March 1972 - Vol. 15 No. 3

March 1972 issue cover image

Features

Research and Advances

TENEX, a paged time sharing system for the PDP – 10

TENEX is a new time sharing system implemented on a DEC PDP-10 augmented by special paging hardware developed at BBN. This report specifies a set of goals which are important for any time sharing system. It describes how the TENEX design and implementation achieve these goals. These include specifications for a powerful multiprocess large memory virtual machine, intimate terminal interaction, comprehensive uniform file and I/O capabilities, and clean flexible system structure. Although the implementation described here required some compromise to achieve a system operational within six months of hardware checkout, TENEX has met its major goals and provided reliable service at several sites and through the ARPA network.
Research and Advances

The design of the Venus operating system

The Venus Operating System is an experimental multiprogramming system which supports five or six concurrent users on a small computer. The system was produced to test the effect of machine architecture on complexity of software. The system is defined by a combination of microprograms and software. The microprogram defines a machine with some unusual architectural features; the software exploits these features to define the operating system as simply as possible.
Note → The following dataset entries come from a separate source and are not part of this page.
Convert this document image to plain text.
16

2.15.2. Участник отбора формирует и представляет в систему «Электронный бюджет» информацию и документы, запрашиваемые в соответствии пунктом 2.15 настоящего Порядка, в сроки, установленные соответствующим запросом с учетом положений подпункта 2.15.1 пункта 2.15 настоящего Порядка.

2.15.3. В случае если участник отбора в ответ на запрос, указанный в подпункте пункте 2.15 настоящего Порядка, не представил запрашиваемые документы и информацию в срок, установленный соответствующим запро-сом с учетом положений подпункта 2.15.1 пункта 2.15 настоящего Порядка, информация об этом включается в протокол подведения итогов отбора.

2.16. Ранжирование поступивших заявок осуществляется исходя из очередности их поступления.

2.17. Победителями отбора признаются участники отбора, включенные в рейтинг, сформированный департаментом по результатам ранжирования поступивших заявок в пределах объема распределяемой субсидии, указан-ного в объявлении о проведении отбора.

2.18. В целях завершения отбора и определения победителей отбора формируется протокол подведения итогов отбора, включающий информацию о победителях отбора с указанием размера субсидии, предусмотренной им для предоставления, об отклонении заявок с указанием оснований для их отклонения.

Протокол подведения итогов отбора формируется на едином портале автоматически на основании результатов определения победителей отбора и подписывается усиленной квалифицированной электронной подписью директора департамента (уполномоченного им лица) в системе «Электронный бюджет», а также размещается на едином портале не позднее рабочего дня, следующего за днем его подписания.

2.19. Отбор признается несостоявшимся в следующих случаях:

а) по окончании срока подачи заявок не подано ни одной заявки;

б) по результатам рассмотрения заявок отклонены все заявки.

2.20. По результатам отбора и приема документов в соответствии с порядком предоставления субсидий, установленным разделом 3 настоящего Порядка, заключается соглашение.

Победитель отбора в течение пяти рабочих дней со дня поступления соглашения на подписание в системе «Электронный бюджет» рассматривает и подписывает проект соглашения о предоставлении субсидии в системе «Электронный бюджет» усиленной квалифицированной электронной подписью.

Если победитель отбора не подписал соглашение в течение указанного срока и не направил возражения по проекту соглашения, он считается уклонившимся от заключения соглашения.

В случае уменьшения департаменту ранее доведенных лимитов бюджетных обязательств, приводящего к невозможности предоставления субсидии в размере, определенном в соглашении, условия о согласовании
In this paper the development of the system is described, with particular emphasis on the principles which guided the design.
Research and Advances

An operating system based on the concept of a supervisory computer

An operating system which is organized as a small supervisor and a set of independent processes are described. The supervisor handles I/O with external devices—the file and directory system—schedules active processes and manages memory, handles errors, and provides a small set of primitive functions which it will execute for a process. A process is able to specify a request for a complicated action on the part of the supervisor (usually a wait on the occurrence of a compound event in the system) by combining these primitives into a “supervisory computer program.” The part of the supervisor which executes these programs may be viewed as a software implemented “supervisory computer.” The paper develops these concepts in detail, outlines the remainder of the supervisor, and discusses some of the advantages of this approach.
Research and Advances

A hardware architecture for implementing protection rings

Protection of computations and information is an important aspect of a computer utility. In a system which uses segmentation as a memory addressing scheme, protection can be achieved in part by associating concentric rings of decreasing access privilege with a computation. This paper describes hardware processor mechanisms for implementing these rings of protection. The mechanisms allow cross-ring calls and subsequent returns to occur without trapping to the supervisor. Automatic hardware validation of references across ring boundaries is also performed. Thus, a call by a user procedure to a protected subsystem (including the the supervisor) is identical to a call to a companion user procedure. The mechanisms of passing and referencing arguments are the same in both cases as well.
Research and Advances

Synchronization of communicating processes

Formalization of a well-defined synchronization mechanism can be used to prove that concurrently running processes of a system communicate correctly. This is demonstrated for a system consisting of many sending processes which deposit messages in a buffer and many receiving processes which remove messages from that buffer. The formal description of the synchronization mechanism makes it very easy to prove that the buffer will neither overflow nor underflow, that senders and receivers will never operate on the same message frame in the buffer nor will they run into a deadlock.
Research and Advances

A comparative analysis of disk scheduling policies

Five well-known scheduling policies for movable head disks are compared using the performance criteria of expected seek time (system oriented) and expected waiting time (individual I/O request oriented). Both analytical and simulation results are obtained. The variance of waiting time is introduced as another meaningful measure of performance, showing possible discrimination against individual requests. Then the choice of a utility function to measure total performance including system oriented and individual request oriented measures is described. Such a function allows one to differentiate among the scheduling policies over a wide range of input loading conditions. The selection and implementation of a maximum performance two-policy algorithm are discussed.
Research and Advances

A study of storage partitioning using a mathematical model of locality

Both fixed and dynamic storage partitioning procedures are examined for use in multiprogramming systems. The storage requirement of programs is modeled as a stationary Gaussian process. Experiments justifying this model are described. By means of this model dynamic storage partitioning is shown to provide substantial increases in storage utilization and operating efficiency over fixed partitioning.
Research and Advances

Properties of the working-set model

A program's working set W(t, T) at time t is the set of distinct pages among the T most recently referenced pages. Relations between the average working-set size, the missing-page rate, and the interreference-interval distribution may be derived both from time-average definitions and from ensemble-average (statistical) definitions. An efficient algorithm for estimating these quantities is given. The relation to LRU (lease recently used) paging is characterized. The independent-reference model, in which page references are statistically independent, is used to assess the effects of interpage dependencies on working-set size observations. Under general assumptions, working-set size is shown to be normally distributed.